For the first time, I read To Kill a Mockingbird exactly 5 years ago, and now, I decided to reread it because I don’t remember anything. And I can say that the book is perceived differently. 

Plot.

The book To Kill a Mockingbird is devoted to the relationship between white and African-American people. But most importantly, the problem is shown by the eyes of a child. The girl is growing up and her perception of life and relationships between people are so vividly shown that it is easy to read. But the author very often interferes with the story and, of course, we start perceiving the surrounding reality not only through the eyes of a child.  

So, we have the Great Depression, the south of America and the small town in Alabama, which is famous for its dislike for the African-American population of the state. At the center of the story, there is the Finch family: Atticus, a fifty-year-old lawyer, widower, and father of two children, a little girl Jean Louise and her brother Jim. I like the two things in this book especially – the first-person narrative. I’m not tired of repeating that authors rarely manage to tell a true and authentic story on behalf of a child when you get the feeling that you have a child’s voice inside you that whispers secrets to you. Secondly, there is honesty without embellishment. Now, in our time of hypertrophied tolerance, this book is like a breath of fresh air despite the cynicism and hypocrisy that the main characters have to endure and experience. And if you combine the first and second, you get a story told in a simple and such intelligible language but through the prism of childhood memories that touched on very serious topics.

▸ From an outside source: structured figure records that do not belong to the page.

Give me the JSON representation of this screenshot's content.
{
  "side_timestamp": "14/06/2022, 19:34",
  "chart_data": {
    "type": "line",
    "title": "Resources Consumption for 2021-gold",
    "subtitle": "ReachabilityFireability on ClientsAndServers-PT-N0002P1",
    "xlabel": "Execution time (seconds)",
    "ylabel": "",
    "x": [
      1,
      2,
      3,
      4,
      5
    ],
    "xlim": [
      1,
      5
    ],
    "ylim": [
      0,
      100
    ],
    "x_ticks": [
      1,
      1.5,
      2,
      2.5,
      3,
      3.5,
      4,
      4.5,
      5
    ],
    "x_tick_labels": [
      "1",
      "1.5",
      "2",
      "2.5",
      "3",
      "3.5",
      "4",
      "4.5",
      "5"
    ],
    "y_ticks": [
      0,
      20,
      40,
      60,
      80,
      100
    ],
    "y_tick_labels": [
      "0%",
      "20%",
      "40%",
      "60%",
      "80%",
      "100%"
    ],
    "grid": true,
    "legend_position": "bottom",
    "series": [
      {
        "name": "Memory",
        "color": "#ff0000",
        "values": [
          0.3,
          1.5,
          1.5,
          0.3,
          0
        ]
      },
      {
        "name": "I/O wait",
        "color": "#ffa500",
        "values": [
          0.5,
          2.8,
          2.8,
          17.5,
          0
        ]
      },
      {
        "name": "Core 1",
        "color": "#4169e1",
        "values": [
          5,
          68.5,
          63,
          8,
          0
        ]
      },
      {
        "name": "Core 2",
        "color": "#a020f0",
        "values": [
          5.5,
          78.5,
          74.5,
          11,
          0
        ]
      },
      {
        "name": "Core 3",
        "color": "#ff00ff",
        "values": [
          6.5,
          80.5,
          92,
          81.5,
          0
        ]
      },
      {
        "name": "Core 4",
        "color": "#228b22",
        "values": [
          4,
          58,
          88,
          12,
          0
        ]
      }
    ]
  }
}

The general atmosphere of the book.

I understand why this book is so popular in America and why it is included in the compulsory school curriculum of most American schools. This book is very deep. After all, all those questions that are asked by Jean-Louise are in fact very important, both for understanding society and one’s place in this society. And I immediately respond to her next “why”: why, indeed? And I like Atticus’s wise and, at the same time, simple answers to these questions. Actually, I wish I could answer questions as he did. It is a very useful trait. In general, Atticus Finch is probably the ideal, to which everyone should strive. He is an ordinary person who tries to live in harmony with his conscience, self-respecting and wants to be respected by his children. A small fictional town in the South of America, and the life of the 30s of the last century, the house next door, and the neighbors themselves – all this is firmly deposited in the memory and causes emotions. Children’s games, pranks, and not the safest adventures – it awakened memories of my own childhood that was happy in spite of any adversity and sadness. The problems raised in the book and the ways to solve them give us hope that our society is not so hopeless as long as there are people like Atticus Finch (and not only him).